Записки Филиппа Филипповича Вигеля. Части первая — четвертая - страница 19
Я распространился о таком предмете, который по-видимому не имеет никакого отношения к моему воспитанию; но как впоследствии французская образованность имела большое влияние на судьбу мою, то я счел приличным здесь означить начало зла, в моих глазах по всей России распространенного.
Трудно вообразить себе мое отчаяние, когда из нежных рук моей мамушки упал я в холодные лапы Германского педагога. Я помню только одно, первую ночь, которую провел я в одной с ним комнате, а уже не в детской: я не мог заснуть и всю ночь сию горько проплакал. Вид его не суровый и не нежный, обхождение его не строгое, но и не ласковое, изумляли и мертвили меня, ученного к демонстрациям. В глазах моих в нём всё напоминало отца моего; но между мною и им были всегда нежные посредники, мать и сестры, тогда как с учителем должен был я находиться в беспрерывных, самых близких сношениях.
Сказать ли истину? Я только поздно узнал всю цену почтенного моего родителя. У него были особенные понятия насчет важности отеческих обязанностей; они казались ему каким-то священнодействием, и малейшая фамильярность, особенно с сыновьями, по мнению его, унижала его в глазах их. Равномерно воздерживался он с ними и от изъявлений гнева; нравоучения делал редко, и они имели всю краткость оракулов; он произносил их тихо и внятно, но потом не дозволял ни возражений, ни даже вопросов. Никогда рука его не ласкала моего ребячества, никогда не подымалась на меня для наказания, и потому-то в чувстве, которое поселил он-во мне, была не любовь, а нечто богобоязненное. Может быть, всё это весьма нужно с другими детьми; но у меня оно отняло много счастья, и мне кажется, что и самого Бога, Отца вселенной, надобно представлять детям не столько грозным судией, как пучиной благости.
Впоследствии, когда я уже начал подрастать, были некоторые случаи, в которые, можно сказать, вся страсть его ко мне, долго удержанная, вдруг, как будто против воли его, с необычайною силой обнаруживалась. Я не смел верить счастью своему, тем более что вскоре потом спешил он принять со мною свой прежний, бесстрастный и холодный вид. Родитель строгий и нежный! Не смею упрекать священную тень твою: ты всем жертвовал тому, что почитал своим долгом; но если бы ранее открыл мне сокровища твоего сердца, то и в моем ранее бы увидел способность любить тебя и добродетель.

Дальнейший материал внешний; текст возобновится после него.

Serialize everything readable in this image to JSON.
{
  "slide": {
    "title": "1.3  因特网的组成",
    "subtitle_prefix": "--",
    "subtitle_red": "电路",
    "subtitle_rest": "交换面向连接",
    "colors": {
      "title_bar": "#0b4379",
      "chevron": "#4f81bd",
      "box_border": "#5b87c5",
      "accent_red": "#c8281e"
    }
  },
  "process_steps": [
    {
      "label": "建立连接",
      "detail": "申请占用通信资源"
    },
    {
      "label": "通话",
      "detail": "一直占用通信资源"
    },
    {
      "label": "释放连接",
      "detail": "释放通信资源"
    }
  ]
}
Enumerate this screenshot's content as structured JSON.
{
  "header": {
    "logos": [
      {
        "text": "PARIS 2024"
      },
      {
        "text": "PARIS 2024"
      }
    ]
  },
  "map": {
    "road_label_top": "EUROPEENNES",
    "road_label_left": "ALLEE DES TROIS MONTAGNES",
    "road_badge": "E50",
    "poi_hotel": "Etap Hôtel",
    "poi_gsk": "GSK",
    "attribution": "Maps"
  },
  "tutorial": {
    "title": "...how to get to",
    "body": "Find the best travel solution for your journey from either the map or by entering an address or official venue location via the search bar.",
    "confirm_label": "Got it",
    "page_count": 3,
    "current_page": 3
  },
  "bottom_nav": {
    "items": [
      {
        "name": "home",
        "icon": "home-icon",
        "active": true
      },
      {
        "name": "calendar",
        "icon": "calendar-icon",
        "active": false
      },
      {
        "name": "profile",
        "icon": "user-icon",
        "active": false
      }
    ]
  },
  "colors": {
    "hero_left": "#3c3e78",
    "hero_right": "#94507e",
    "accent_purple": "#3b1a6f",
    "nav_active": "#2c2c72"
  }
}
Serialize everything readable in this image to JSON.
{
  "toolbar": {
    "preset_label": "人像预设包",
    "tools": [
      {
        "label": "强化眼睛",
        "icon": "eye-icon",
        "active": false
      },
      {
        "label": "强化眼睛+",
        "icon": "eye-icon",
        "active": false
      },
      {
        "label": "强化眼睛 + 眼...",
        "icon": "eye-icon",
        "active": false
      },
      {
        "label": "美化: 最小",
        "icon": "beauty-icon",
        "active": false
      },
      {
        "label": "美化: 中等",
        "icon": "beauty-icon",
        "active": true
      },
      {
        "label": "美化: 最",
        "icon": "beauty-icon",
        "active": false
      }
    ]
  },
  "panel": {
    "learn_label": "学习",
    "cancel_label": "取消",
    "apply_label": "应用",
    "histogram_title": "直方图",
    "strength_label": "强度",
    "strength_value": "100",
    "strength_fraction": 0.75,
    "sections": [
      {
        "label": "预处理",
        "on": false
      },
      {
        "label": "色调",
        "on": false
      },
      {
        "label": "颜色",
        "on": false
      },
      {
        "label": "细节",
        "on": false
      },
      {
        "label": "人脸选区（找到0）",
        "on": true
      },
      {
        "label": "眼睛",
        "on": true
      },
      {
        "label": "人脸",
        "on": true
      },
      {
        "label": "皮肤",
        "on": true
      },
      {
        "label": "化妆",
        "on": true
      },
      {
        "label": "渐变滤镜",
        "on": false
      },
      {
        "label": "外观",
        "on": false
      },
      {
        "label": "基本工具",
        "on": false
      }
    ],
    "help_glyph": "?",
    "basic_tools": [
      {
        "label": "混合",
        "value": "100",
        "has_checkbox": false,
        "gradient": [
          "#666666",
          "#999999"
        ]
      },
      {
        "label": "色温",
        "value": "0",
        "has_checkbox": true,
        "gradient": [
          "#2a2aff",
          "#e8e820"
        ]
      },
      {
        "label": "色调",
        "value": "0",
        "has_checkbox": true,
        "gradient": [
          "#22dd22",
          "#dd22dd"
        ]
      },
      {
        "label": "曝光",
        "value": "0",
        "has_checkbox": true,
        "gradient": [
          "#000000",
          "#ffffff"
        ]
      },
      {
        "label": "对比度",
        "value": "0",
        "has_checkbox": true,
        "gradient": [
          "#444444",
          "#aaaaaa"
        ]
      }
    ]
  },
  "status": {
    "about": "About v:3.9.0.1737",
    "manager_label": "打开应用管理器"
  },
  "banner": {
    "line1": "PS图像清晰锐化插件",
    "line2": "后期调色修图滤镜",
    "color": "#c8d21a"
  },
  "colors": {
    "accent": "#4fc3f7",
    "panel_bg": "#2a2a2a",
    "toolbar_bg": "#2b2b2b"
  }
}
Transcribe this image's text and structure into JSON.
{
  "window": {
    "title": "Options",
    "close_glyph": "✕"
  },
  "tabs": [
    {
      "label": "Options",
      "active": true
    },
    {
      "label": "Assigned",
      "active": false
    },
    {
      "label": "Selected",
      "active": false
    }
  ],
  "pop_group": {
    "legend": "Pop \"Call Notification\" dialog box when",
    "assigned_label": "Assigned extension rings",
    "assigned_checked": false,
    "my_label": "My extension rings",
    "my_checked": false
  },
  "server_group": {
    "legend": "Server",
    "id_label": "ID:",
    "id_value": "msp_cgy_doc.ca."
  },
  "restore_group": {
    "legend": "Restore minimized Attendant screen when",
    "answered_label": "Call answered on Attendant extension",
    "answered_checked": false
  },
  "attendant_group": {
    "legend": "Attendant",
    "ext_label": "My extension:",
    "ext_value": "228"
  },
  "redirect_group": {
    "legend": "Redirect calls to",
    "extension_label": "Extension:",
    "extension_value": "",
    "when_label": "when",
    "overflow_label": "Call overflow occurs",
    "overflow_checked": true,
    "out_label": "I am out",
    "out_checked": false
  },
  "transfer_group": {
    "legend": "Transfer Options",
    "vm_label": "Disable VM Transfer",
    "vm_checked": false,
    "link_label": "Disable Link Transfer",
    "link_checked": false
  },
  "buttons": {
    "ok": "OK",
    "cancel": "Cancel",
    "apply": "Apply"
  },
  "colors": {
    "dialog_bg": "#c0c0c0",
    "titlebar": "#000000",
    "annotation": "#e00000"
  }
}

С матерью моею было дело совсем другое: с нею знал я печали и радости, и гнев, и нежнейшие восторги, и слезы, и поцелуи; её владычеству отдано было первоначальное мое воспитание; от неё получал я все первые впечатления; и от того удивительно ли, что и с седыми волосами сохранил я раздражительность почти женскую и всю пылкость юноши? Но возвратимся к первому учителю, от которого я беспрестанно отхожу.
Он быль человек умный и холодный только по наружности. Он прибыл в Россию в царствование Екатерины, когда блистательнейшая из немок землякам своим подавала пример любви и уважения к России. Он жил сначала у Переяславского коменданта подполковника Фон-Фока, подчиненного и друга отца моего, и воспитывал старшего сына его, столь известного потом Максима Яковлевича. Когда воспитание сего последнего кончилось, и его отправили на службу, то Фон-Фок предложил г. Мута для меня в наставники. Его приняли с радостью; ибо Адамов Адамычей Вральманов было тогда довольно в России, но люди с некоторыми дарованиями и познаниями были очень редки. Ему самому было довольно лестно перейти из комендантского дома в обер-комендантский: он видел в этом какое-то повышение. Вспомним, что он был немец, и что места и чины уважались тогда не по нынешнему.
Сей человек не только не позволял себе говорить с презрением о наших обычаях, сколь бы они странны ни казались, но даже они освящались в глазах его древностью. Впрочем сие происходило, может быть, не столько от уважения к русским, сколько от природной доброты и душевного расположения видеть во всём хорошую сторону. Он был лютеранин, а всегда отзывался с похвалами о папе, о великолепиях духовного Рима; остроумие французов пленяло его, равно как и основательность и расчетливость англичан. В доброте и злости, в уме и в глупости нравились ему разнообразные виды, в коих является природа. Странный человек: он готов был также хвалить силу медведя, неукротимость тигра, как и верность собаки. Из сего можно бы заключить, что он был весьма нестрогих правил; напротив, в разнообразии природы он искал для себя и для воспитанника своего всё, что ему казалось лучшим.